Government ministers enthusiastic
But government ministers are calling on investors to “capitalize on the opportunities,” including new investment laws geared to transparency and fairer ways to invest.
Finance and Planning Minister Kyaw Win recently told a business conference in Yangon the country was “on the right track” towards “a stronger future for both domestic and foreign business.”
He was quoted by local media as saying, “We assure you that the government will be supporting both domestic and foreign investors in their endeavours: 2018 and 2019 will be when Myanmar will truly sprint head economically.”
Officials at the March 19 event said the main sectors being targeted for investment include the oil and gas sector, electric power generation, telecommunications, manufacturing and real estate.
More disappointment in new budget
Earlier this month the parliament approved a Kt20.6 trillion (US$15.3 billion) budget, the first full budget under the NLD government.
The move was greeted with caution by analysts, with national reconciliation and peace as the main budget priorities.
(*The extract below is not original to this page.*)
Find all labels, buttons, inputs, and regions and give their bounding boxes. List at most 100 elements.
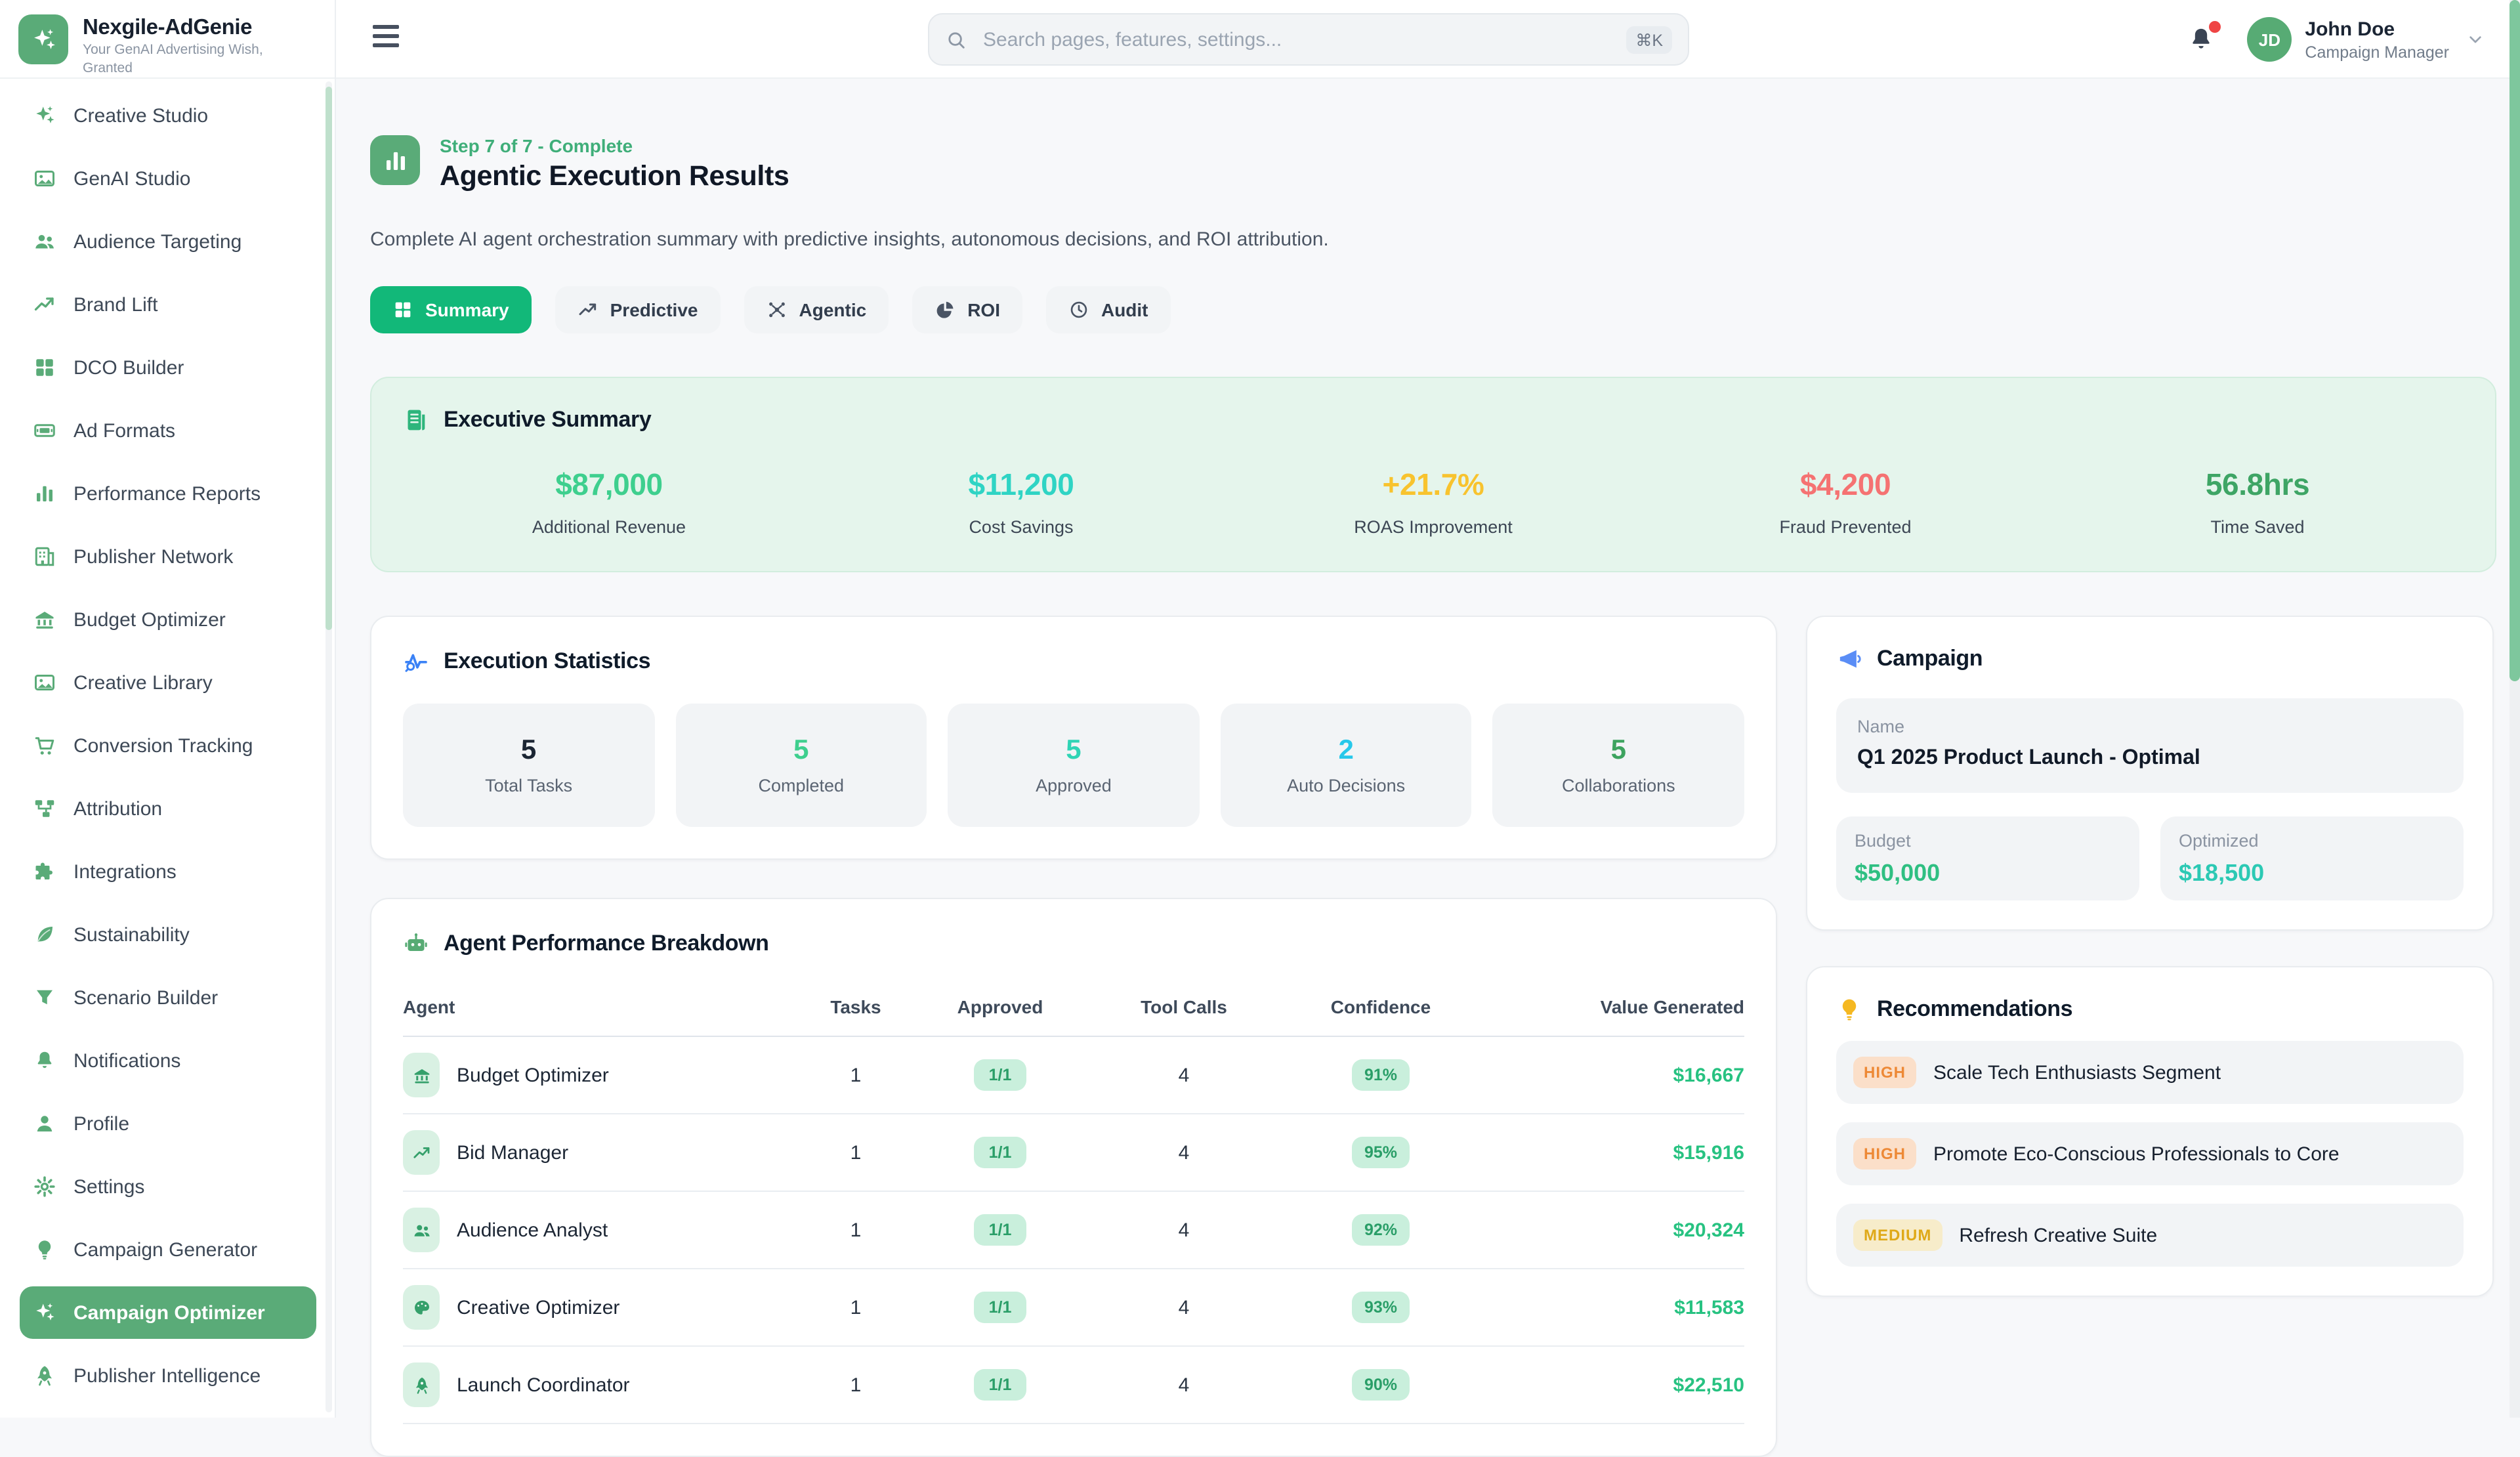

Allocations for education and health — seen as likely priority areas for voters — received allocations only slightly higher than previous years.
Other ministries, including planning and finance, electricity and energy and agriculture, livestock and irrigation received smaller shares than requested. The defense ministry was granted its full request of funds.
Horsey said foreign investors and business is looking to the government setting out a “compounding economic vision.”
“…To give foreign investors confidence in the economic stewardship of this government and the confidence in the direction that the government is taking this economy,” Horsey said.
World Bank official optimistic
But World Bank senior country economist Habib Rab said a positive trend is seen in a “gradual shift” in investment towards manufacturing.
“We do expect the manufacturing sector to grow, but subject to investment in [the] services sector and power sector, which would make manufacturing investment more attractive,” Rab said when the World Bank released its recent report.
Foreign investment has increased in agriculture, especially in areas such as fertilizer, seed development and animal feed.
But Aung Zaw said people in rural areas are looking for policies to boost rural incomes as well as support from the government.
“If those less [well off] people at the bottom [of the income scale] – if they start to see that they are benefiting from this government and policy, then we can say the country is moving into some sort of positive direction,” he said.